The KFF survey also found that lesbian and bisexual women are less likely to seek preventive care, such as gynecological exams and mammograms, than non-LGBTQ women, putting them at risk for later diagnoses for health conditions, more expensive and extensive treatment, and worse outcomes.
Dr. Maria Monge, an adolescent medicine specialist and associate professor at Dell Medical School at the University of Texas at Austin, whose clinical practice focuses on caring for LGBTQ patients, said she has patients who avoided care for years. When they get to her clinic, many say they would have come sooner if they’d known they wouldn’t be judged for their gender identity or sexual orientation.
“It just speaks to how disenfranchised many minority communities feel by healthcare in general,” Monge said. “Building a space that is nonjudgmental and meets people where they are in terms of their healthcare needs really goes a long way to ultimately improving their health.”
Monge said LGBTQ people are not inherently sicker than others, but they face more barriers accessing healthcare that result in worse overall health. This could explain why, according to KFF, 23% of LGBTQ people feel their health is fair or poor compared with 14% of non-LGBTQ people.
Barriers are further compounded for LGBTQ people of color and members of other marginalized groups. Pickle noted that for a Black transgender woman who experiences racism and gender bias, layers of discrimination are additive and inseparable.
“LGBTQ equity has to happen aligned with racial equity and economic justice,” Pickle said. “It comes down to this idea that as individuals, we are complex. We hold multiple identities at the same time.”
Though 88% of LGBTQ people in the CAP survey have insurance, many still struggle with healthcare costs, like many Americans. More than one-quarter postponed or avoided care for illness or injury and 25% put off preventive screening because of cost.
Overall, 30% of LGBTQ people struggled to pay medical bills compared to 19% of non-LGBTQ respondents, and that figure was worse for LGBTQ women (35%) than for LGBTQ men (24%).
Even with health insurance, approximately one-quarter of LGBTQ people said their plan didn’t pay for a medical bill or a prescription they thought would be covered. Another 10% said insurance stopped covering a medication they were already taking.
Pickle said transgender patients commonly encounter these challenges when insurers change their policies and suddenly deny hormones patients have taken for years.
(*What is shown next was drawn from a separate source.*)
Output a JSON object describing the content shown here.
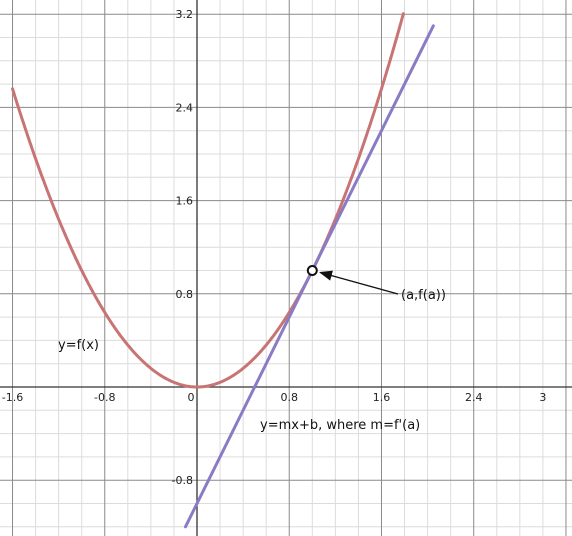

Sometimes, insurance only covers a portion of gender-affirming surgery while denying aspects insurers deem cosmetic but that Pickle calls “lifesaving.”
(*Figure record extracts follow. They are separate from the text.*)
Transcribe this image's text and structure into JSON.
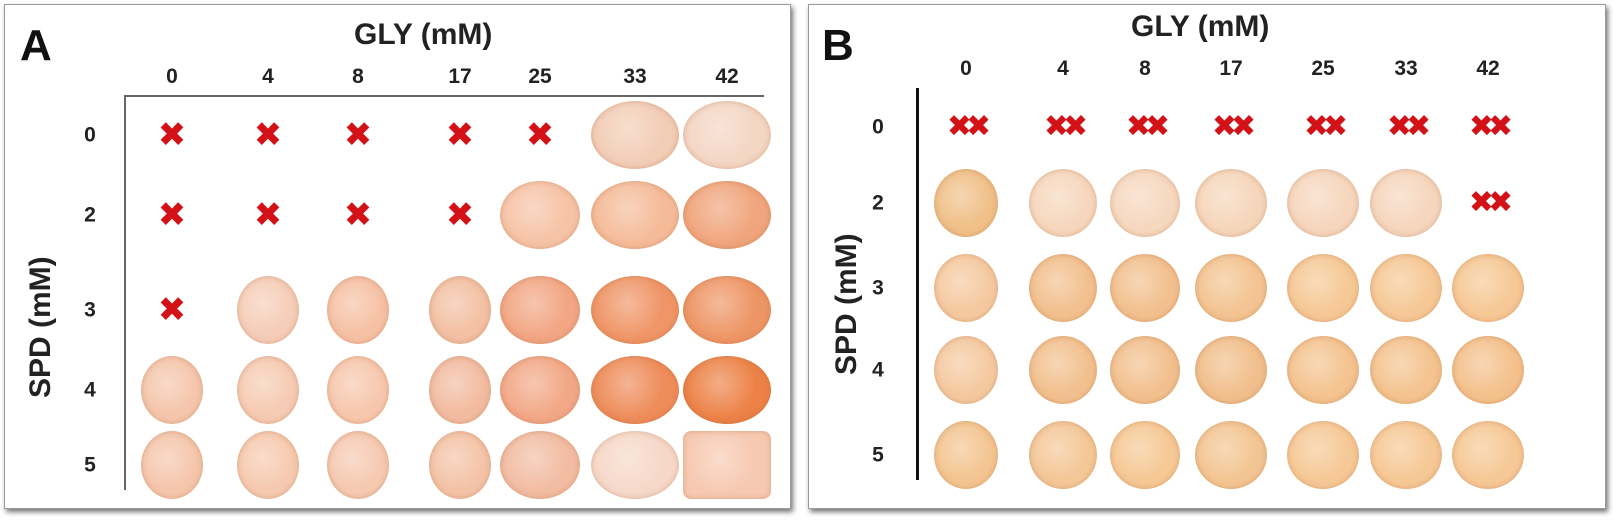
{
  "panels": [
    {
      "letter": "A",
      "x_title": "GLY (mM)",
      "y_title": "SPD (mM)",
      "gly": [
        "0",
        "4",
        "8",
        "17",
        "25",
        "33",
        "42"
      ],
      "spd": [
        "0",
        "2",
        "3",
        "4",
        "5"
      ],
      "mark_symbol": "✖",
      "cells": [
        [
          "x",
          "x",
          "x",
          "x",
          "x",
          "#f2cdb6",
          "#f4d6c4"
        ],
        [
          "x",
          "x",
          "x",
          "x",
          "#f6c3a6",
          "#f5bb99",
          "#f0a57c"
        ],
        [
          "x",
          "#f6cdb8",
          "#f6c1a4",
          "#f3c0a3",
          "#f2a684",
          "#ef9566",
          "#ee9565"
        ],
        [
          "#f5c6ac",
          "#f6cbb3",
          "#f7c7ad",
          "#f2bba0",
          "#f2a887",
          "#ee8c5a",
          "#ec8247"
        ],
        [
          "#f5c6ac",
          "#f6cab0",
          "#f6c9b1",
          "#f4c3a7",
          "#f2bca2",
          "#f6d8c8",
          "#f7c9b1"
        ]
      ],
      "colors": {
        "mark": "#d31217",
        "axis": "#666666"
      }
    },
    {
      "letter": "B",
      "x_title": "GLY (mM)",
      "y_title": "SPD (mM)",
      "gly": [
        "0",
        "4",
        "8",
        "17",
        "25",
        "33",
        "42"
      ],
      "spd": [
        "0",
        "2",
        "3",
        "4",
        "5"
      ],
      "mark_symbol": "✖✖",
      "cells": [
        [
          "x",
          "x",
          "x",
          "x",
          "x",
          "x",
          "x"
        ],
        [
          "#f0c088",
          "#f6d7bd",
          "#f6d8bf",
          "#f6d6bb",
          "#f6d6bd",
          "#f6d6bd",
          "x"
        ],
        [
          "#f5c9a0",
          "#f2c08e",
          "#f2c08e",
          "#f3c491",
          "#f6c895",
          "#f6c895",
          "#f6c895"
        ],
        [
          "#f5c9a0",
          "#f2c08e",
          "#f2c08e",
          "#f1bf8c",
          "#f4c38f",
          "#f4c38f",
          "#f4c18c"
        ],
        [
          "#f3c591",
          "#f4c797",
          "#f6c894",
          "#f3c592",
          "#f6c895",
          "#f6c895",
          "#f6c895"
        ]
      ],
      "colors": {
        "mark": "#d31217",
        "axis": "#111111"
      }
    }
  ]
}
To reduce discrimination against LGBTQ people, experts point to a multipronged approach, from training healthcare staff at all levels to laws protecting LGBTQ people from discrimination and policies enabling gender-affirming care.
Medical schools are increasingly offering training in transgender medicine, but Pickle said that alone won’t end implicit bias.
“Addressing one’s ability to provide equitable care to gender-diverse folks and provide gender-affirming care — which is the ability to provide care that makes people feel comfortable and safe in their aligned gender — there has to be a continuous process of professional development,” Pickle said. “There’s a lot of training that happens after formal training ends.”
Even small changes, such as removing gender-specific language on healthcare forms, can help, signaling that LGBTQ patients are welcome, Monge said.
Ultimately, healthcare providers need time and space to support their patients.
“It really is our responsibility as care providers to engage our patients in conversations about care, listen to them as the experts of their bodies, but not place the responsibility on them to teach us about the care that they need,” Pickle said.
Often, though, the responsibility does fall to patients, such as Silverstein.
“I now understand that a medical degree after someone’s name does not automatically earn my trust,” she said. “I can say no to a doctor, or anyone, who is asking me to do or say things that feel wrong in any way.”